ハッカーの手口は巧妙でIT技術を駆使しているだけではないことも知っているし、むしろIT技術以外のところのスキルや組織の方に舌を巻く。
ソーシャルエンジニアリングについて知っていたとしても、隣人を疑って生活や仕事をしている人はいないであろう。
しかし、本当に重要な情報を扱うのであれば、疑わねばならないだろうし、むやみやたらと情報を公開するようなことをしてはならない。
居酒屋で飲んで会社のことをペラペラしゃべるなどもってのほかだ。
自分がどのような情報にアクセスしているのかを認識して自己防衛意識を高めておくことがソーシャルエンジニアリングの手口による攻撃を回避する第一歩であろう。
また、企業においては採用活動における本人確認の深さを今よりも深くすることや協力会社の従業員についても目を光らせる必要が扱う情報によっては出てくるだろう。
インターネットを取り巻く技術発展により情報が瞬時に拡散する状況となっているため、情報は洩れたら終わりだということを認識しておく必要がある。
漏れた時点で、その情報は奪い返すことができなくなる。
従って、重要な情報はもらさないための仕組みが必要だが、その仕組みの構築はシステム側にも当然必要だが、それよりもリアルにおける対策を充実させることの方が重要だろう。
リアルでアカウント情報を奪われたら、どんなにセキュリティ対策を施したシステムであってもインターネット経由でアカウント情報を登録すれば利用できるシステムであれば不正利用を防ぎようがない。

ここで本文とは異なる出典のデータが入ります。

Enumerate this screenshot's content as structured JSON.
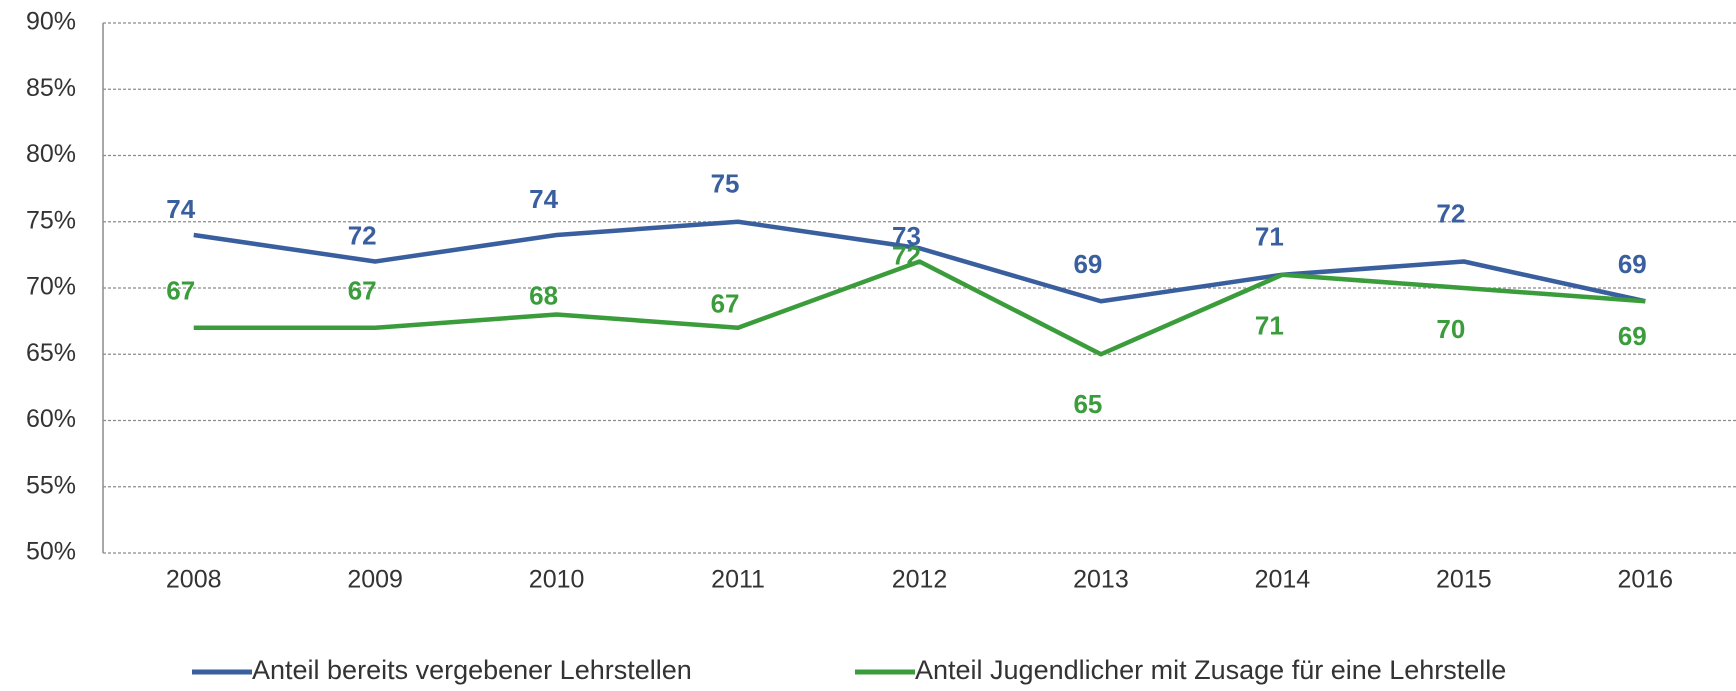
{
  "chart_data": {
    "type": "line",
    "categories": [
      "2008",
      "2009",
      "2010",
      "2011",
      "2012",
      "2013",
      "2014",
      "2015",
      "2016"
    ],
    "series": [
      {
        "name": "Anteil bereits vergebener Lehrstellen",
        "color": "#3a5f9e",
        "values": [
          74,
          72,
          74,
          75,
          73,
          69,
          71,
          72,
          69
        ]
      },
      {
        "name": "Anteil Jugendlicher mit Zusage für eine Lehrstelle",
        "color": "#3b9c3b",
        "values": [
          67,
          67,
          68,
          67,
          72,
          65,
          71,
          70,
          69
        ]
      }
    ],
    "ylim": [
      50,
      90
    ],
    "yticks": [
      {
        "value": 50,
        "label": "50%"
      },
      {
        "value": 55,
        "label": "55%"
      },
      {
        "value": 60,
        "label": "60%"
      },
      {
        "value": 65,
        "label": "65%"
      },
      {
        "value": 70,
        "label": "70%"
      },
      {
        "value": 75,
        "label": "75%"
      },
      {
        "value": 80,
        "label": "80%"
      },
      {
        "value": 85,
        "label": "85%"
      },
      {
        "value": 90,
        "label": "90%"
      }
    ],
    "grid": true,
    "legend": "bottom"
  }
}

実は認証機能を多重化することにより、アカウントハックを防止することも考えられるので、重要なシステムについては認証機能の多重化は今後デフォルトになっていくように思える。
インターネット技術の発展により、ハッキングはネット経由の攻撃と考えられがちだし、確かにハッカー集団はネットの闇に潜んでいるとも考えられる。
しかし、攻撃の初手はリアルから来ることが多いということを忘れてはならない。
初手の攻撃にやられるとその後の防壁は容易に突破されてしまう。
リアルでの注意深さが重要だが、正直そんなこと考え続けていられないので、まずはリアルも十分も危ないと認識するところからはじめると良いだろう。